Tyres are one of the most crucial parts of any motor vehicle, with those four pieces of rubber on the wheels of your car being its only connection to the road, and without which driving would be an impossibility. There are a number of different factors that can contribute to a legal, safe and solid tyre – with legality being of particular importance due to the fact that the use of illegal rubber can result in driving licence points, as well as the possibility of a large fine. So what kind of things do you need to look for to get the best tyres?


There are a few brands that constitute premium-level tyres, and often come with a cost to match, such as the likes of:

  • Michelin
  • Pirelli
  • Continental
  • Vredestein
  • Bridgestone
  • Goodyear
  • Dunlop

Budget may well be an important factor in the type of tyre you decide to purchase, and in some cases the kind of vehicle you drive may also be relevant. Tyre fitment can sometimes be specific to certain vehicles, and can have a detrimental impact on the handling of a car if the wrong type is used. If you have any doubt as to the kind of tyre you should fit on your motor vehicle, make sure to check the servicing book that came with your car for recommended types. A number of the budget tyres can be surprisingly impressive performers in some circumstances but not so much in others, which has resulted in a labelling system that is industry recognised for all new tyres.

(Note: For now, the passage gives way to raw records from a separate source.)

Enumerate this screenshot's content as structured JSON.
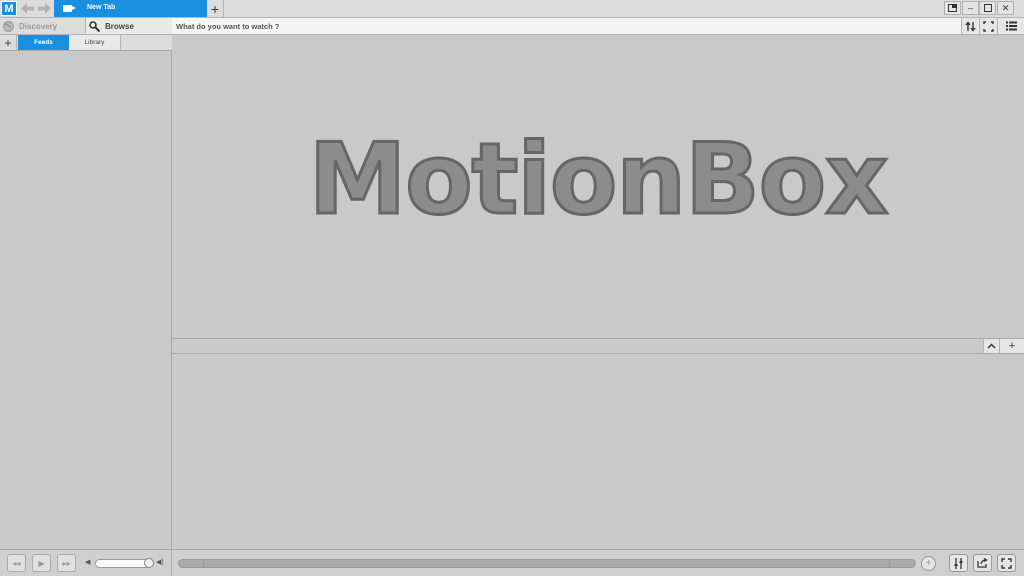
{
  "app": {
    "logo_letter": "M",
    "brand_color": "#1a8fe0",
    "tab_label": "New Tab",
    "new_tab_icon": "plus-icon"
  },
  "window_controls": [
    "restore-icon",
    "minimize-icon",
    "maximize-icon",
    "close-icon"
  ],
  "sidebar": {
    "nav": [
      {
        "label": "Discovery",
        "icon": "globe-icon"
      },
      {
        "label": "Browse",
        "icon": "search-icon"
      }
    ],
    "subtabs": [
      {
        "label": "Feeds",
        "active": true
      },
      {
        "label": "Library",
        "active": false
      }
    ]
  },
  "search": {
    "placeholder": "What do you want to watch ?"
  },
  "main": {
    "title": "MotionBox"
  }
}
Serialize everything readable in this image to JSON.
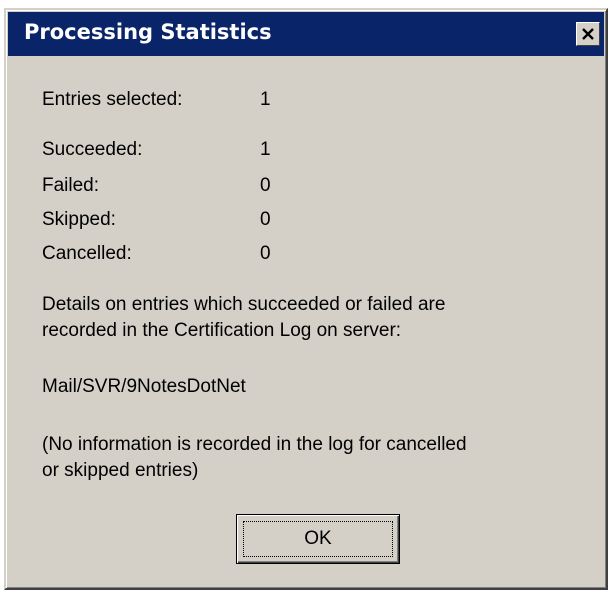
{
  "dialog": {
    "title": "Processing Statistics",
    "close_icon": "close-icon"
  },
  "stats": {
    "entries_selected": {
      "label": "Entries selected:",
      "value": "1"
    },
    "succeeded": {
      "label": "Succeeded:",
      "value": "1"
    },
    "failed": {
      "label": "Failed:",
      "value": "0"
    },
    "skipped": {
      "label": "Skipped:",
      "value": "0"
    },
    "cancelled": {
      "label": "Cancelled:",
      "value": "0"
    }
  },
  "details": {
    "line1": "Details on entries which succeeded or failed are",
    "line2": "recorded in the Certification Log on server:"
  },
  "server_name": "Mail/SVR/9NotesDotNet",
  "note": {
    "line1": "(No information is recorded in the log for cancelled",
    "line2": "or skipped entries)"
  },
  "buttons": {
    "ok_label": "OK"
  },
  "colors": {
    "titlebar": "#0a246a",
    "dialog_face": "#d4d0c8"
  }
}
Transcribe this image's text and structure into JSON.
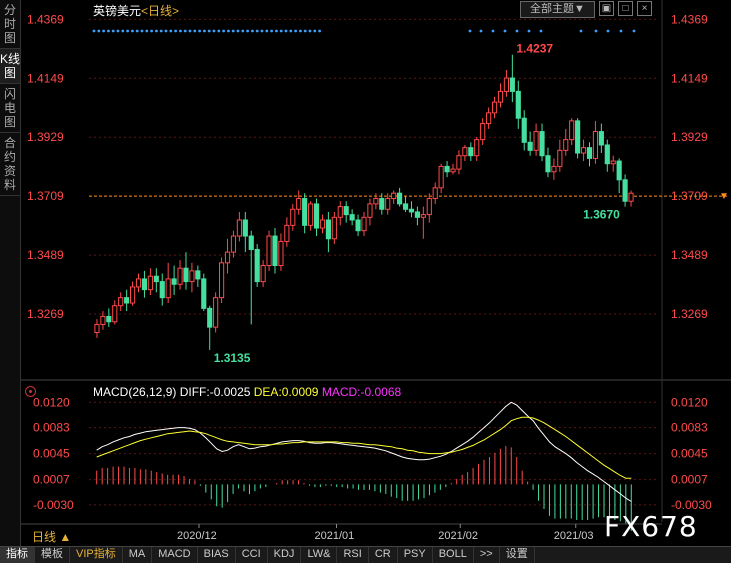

How does tyre labelling work?

From 2012 onwards all new tyres had to carry a label showing a number of different factors, specifically fuel efficiency, wet grip and external noise. For fuel efficiency, which relates to the tyre’s rolling resistance that impacts on the amount of fuel used by your car, a sliding scale lists from the best performer (which is rated A) to the worst fuel economy (which is rated G). Tyres which have a better wet grip are able to have a shorter braking distance when in damp conditions, with a sliding scale from A to G again used. External noise comes with two ratings; one which measures the level of noise made by the tyre in laboratory conditions and is shown in decibels, and one that displays between one to three “soundwaves” that put the rating in context with those achieved by other tyres.

Checking tyre pressure

It is a good idea to check your tyre tread and pressures at least once a month. If your tyre has insufficient pressure it will result in you using up more fuel more quickly, while too much pressure can have a negative impact on the handling of your car. Slow punctures will also be noticeable before they become a serious problem. Check the manual for your car to determine the pressure that your tyres ought to be set to, and then visit your local tyre fitters or petrol station in order to have them adjusted. Many modern cars even come with inbuilt tyre pressure monitoring systems.